Не её настоящая мать, конечно же, а Мойра Сэнтир — тень, оставленная её изначальной матерью, погибшей более тысячи лет тому назад. Она остерегала её от таких контактов годы тому назад, ещё до того, как получила новое тело, став человеком.
— «Ты никогда не должна позволять себе касаться разумов нормальных людей», — предостерегла её однажды Каменная Леди.
— Почему нет? — спросила она. Ей тогда было лишь десять лет.
— «Ты — маг Сэнтиров. Мы воспринимаем разум иначе».
— Но я всё время говорю так с Папой и братом, — возразила Мойра.
— «Они — волшебники. Их разумы не такие хрупкие».
— И Мама и Папа иногда говорят разум к разуму…
— «Твой отец — не Сэнтир. Нам же следует быть осторожнее».
— «Почему?» — безмолвно спросила Мойра.
— «Мы можем кое-что менять. У нас есть особое сродство с эйсаром разума, но без достаточного навыка даже лёгкое касание может изменить или повредить человеческий разум».

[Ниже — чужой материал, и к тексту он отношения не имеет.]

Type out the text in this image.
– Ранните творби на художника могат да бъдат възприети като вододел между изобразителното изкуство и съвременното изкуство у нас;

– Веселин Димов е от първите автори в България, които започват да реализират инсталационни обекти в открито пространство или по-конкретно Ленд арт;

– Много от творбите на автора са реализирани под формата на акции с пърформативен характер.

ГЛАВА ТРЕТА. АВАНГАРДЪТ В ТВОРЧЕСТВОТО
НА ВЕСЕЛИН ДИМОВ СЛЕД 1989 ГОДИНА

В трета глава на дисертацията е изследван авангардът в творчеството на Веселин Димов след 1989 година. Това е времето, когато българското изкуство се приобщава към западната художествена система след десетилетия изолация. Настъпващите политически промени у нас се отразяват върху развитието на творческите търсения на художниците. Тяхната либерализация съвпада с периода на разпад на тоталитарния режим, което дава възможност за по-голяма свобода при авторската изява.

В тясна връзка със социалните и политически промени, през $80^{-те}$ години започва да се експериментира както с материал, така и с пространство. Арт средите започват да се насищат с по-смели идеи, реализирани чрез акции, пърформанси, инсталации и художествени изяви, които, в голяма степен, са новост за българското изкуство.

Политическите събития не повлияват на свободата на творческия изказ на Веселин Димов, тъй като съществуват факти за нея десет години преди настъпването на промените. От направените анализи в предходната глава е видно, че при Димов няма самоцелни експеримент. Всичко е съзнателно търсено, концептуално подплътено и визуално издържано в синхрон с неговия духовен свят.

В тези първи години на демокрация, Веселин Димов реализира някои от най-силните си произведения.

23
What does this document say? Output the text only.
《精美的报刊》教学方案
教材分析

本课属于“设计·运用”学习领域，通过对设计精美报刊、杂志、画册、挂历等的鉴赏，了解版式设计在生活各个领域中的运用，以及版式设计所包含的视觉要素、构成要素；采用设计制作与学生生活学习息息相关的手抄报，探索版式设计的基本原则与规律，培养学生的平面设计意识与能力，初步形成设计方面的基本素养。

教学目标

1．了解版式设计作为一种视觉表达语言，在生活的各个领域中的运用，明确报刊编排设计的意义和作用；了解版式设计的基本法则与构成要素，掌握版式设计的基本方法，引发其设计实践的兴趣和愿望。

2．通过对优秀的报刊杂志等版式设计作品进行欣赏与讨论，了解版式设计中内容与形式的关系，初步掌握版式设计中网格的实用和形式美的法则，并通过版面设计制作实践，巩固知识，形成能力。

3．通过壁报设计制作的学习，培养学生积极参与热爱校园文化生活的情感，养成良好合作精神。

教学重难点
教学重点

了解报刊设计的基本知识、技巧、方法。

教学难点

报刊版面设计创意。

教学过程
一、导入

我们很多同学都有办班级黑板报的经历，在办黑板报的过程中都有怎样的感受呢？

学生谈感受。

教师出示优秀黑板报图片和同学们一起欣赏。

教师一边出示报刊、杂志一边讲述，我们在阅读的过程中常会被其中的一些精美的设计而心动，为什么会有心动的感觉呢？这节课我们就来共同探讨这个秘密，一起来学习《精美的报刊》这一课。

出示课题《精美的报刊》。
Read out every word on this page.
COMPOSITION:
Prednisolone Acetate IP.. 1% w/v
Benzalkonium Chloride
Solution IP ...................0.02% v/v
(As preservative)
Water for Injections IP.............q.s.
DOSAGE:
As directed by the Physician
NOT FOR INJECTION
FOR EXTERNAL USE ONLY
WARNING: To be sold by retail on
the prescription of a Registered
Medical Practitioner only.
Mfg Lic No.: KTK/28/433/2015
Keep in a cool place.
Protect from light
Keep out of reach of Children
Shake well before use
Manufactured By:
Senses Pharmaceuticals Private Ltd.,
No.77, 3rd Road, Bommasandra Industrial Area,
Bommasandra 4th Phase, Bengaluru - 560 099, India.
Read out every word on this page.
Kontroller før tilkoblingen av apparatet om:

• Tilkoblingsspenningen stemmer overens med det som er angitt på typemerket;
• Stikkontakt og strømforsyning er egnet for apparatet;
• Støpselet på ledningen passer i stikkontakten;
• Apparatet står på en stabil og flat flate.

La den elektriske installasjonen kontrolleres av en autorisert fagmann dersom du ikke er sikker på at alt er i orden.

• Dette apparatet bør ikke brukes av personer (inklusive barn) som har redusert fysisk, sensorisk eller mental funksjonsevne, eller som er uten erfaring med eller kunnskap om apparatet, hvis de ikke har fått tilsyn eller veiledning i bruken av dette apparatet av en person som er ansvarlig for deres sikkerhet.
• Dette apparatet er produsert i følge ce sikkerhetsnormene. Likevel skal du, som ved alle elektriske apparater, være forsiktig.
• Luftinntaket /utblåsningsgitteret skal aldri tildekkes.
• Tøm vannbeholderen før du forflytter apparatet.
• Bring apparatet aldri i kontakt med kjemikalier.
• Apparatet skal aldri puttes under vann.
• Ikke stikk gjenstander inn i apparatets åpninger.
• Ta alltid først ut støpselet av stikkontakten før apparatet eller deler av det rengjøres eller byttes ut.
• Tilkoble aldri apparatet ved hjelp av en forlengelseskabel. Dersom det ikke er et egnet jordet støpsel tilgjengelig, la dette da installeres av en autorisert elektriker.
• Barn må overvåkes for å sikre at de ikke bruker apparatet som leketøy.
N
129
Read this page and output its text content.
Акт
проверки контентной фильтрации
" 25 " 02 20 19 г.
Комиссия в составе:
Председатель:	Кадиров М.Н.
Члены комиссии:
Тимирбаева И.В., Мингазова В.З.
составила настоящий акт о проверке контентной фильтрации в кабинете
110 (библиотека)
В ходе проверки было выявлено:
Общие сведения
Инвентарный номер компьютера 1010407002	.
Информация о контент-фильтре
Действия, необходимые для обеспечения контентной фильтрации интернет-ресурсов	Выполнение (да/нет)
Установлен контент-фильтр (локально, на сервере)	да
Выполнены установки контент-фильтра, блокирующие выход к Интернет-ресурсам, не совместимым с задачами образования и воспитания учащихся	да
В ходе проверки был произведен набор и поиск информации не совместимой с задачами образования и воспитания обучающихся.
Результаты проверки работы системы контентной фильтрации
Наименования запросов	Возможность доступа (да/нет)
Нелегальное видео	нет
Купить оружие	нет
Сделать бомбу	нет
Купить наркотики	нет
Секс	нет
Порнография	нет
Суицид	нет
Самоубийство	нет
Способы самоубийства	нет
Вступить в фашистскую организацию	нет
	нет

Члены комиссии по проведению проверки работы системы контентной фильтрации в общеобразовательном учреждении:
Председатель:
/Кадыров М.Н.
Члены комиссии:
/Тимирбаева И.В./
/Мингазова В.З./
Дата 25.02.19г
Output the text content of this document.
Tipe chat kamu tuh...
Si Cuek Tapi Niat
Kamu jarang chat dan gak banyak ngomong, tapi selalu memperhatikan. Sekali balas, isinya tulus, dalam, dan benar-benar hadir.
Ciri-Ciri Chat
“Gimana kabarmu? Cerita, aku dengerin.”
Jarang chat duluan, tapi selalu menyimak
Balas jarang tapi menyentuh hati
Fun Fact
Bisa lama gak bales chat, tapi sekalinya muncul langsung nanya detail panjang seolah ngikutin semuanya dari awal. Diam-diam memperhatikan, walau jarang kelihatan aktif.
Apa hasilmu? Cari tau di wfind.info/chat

— Так поэтому все носят те амулеты, которые делает Отец? — спросила она тогда.
— «Нет. Твой отец сделал их по иной причине, но будет лучше, если они будут продолжать их носить. В моё время детей Сэнтиров держали отдельно от не-магов, пока они не становились достаточно взрослыми, чтобы контролировать свои импульсы».
— Я никогда никому не навредила бы, — настаивала она.
— «Ты когда-нибудь строила карточный домик?» — спросила её тогда Каменная Леди. — «Что случается, когда его находит твой младший брат? А теперь представь, что разум каждого человека — это сложный, сложенный из карт домик, и одно касание может заставить его обрушиться. Вот, почему молодых магов Сэнтиров держали отдельно. Даже после того, как ты вырастешь, ты должна избегать контактов с нормальными разумами. Малейшая ошибка может уничтожить чью-то жизнь, и если они заподозрят, что ты на это способна, то будут тебя бояться».
— Мне пора возвращаться, — сказала Сара, нарушив ход мыслей Мойры.
Её дочь отрицательно покачала головой. Она хотела поиграть ещё, и ей было очевидно, что её новая подруга готова была играть ещё какое-то время.
Сара задержала дыхание ненадолго, прежде чем ответить:
— Ладно. Оставайся, если хочешь, но возвращайся сразу же, как только они устанут. Я не хочу, чтобы ты им навязывалась.
Мойра улыбнулась в ответ на это, а Лора согласно кивнула. Они играли ещё пару часов, в то время как Грэм и Чад сдались, и заснули. За всё это время Мойра не выиграла ни одной партии, хотя был один момент, пока Лору начало клонить ко сну, и Мойре это почти удалось.
Лора закрыла глаза, пока Мойра снова расставляла фигуры. Закончив, она осознала, что Лора крепко заснула. Мойра отодвинула доску в сторону, и стала пристально изучать девушку. Теперь, в тишине, она могла полностью посвятить себя изучению повреждений в голове Лоры.
Часть мозга Лоры, отвечавшая у нормальных людей за речь, была тёмной. На физическом уровне Мойра видела, что часть тканей умерла, оставив разрыв, который не позволял девушке говорить, несмотря на то, что та всё ещё понимала чужую речь.
Она понятия не имела, как восстановить потерянные ткани мозга, но, будучи Сэнтиром, она знала, что это не было строго необходимым. Разумные сознания, которые она регулярно создавала, вообще не имели физического мозга, их разум был полностью построен из сети чистого эйсара. Будет легко создать что-то похожее, и подсоединить к разуму Лоры. Её естественный эйсар будет поддерживать конструкцию, и та будет выполнять необходимую функцию, соединяя разрыв между намерениями Лоры и моторными центрами, управлявшими её языком и гортанью.
«Если буду очень осторожна, то не потревожу ничего другого», — подумала Мойра.
Мысленно потянувшись, она пересекла границу разума Лоры. Она чувствовала себя слегка виноватой, нарушая предостережение матери, но она знала, что действовала с благой целью. Мойра ловко соорудила необходимый для речи узор, и используя мягчайшие касания присоединила его к мозгу Лоры, позволяя ему обходить более не работавшие участки. Её работа была столь тонкой, что девушка даже не проснулась, хотя и начала бормотать во сне, но лишь на минутку.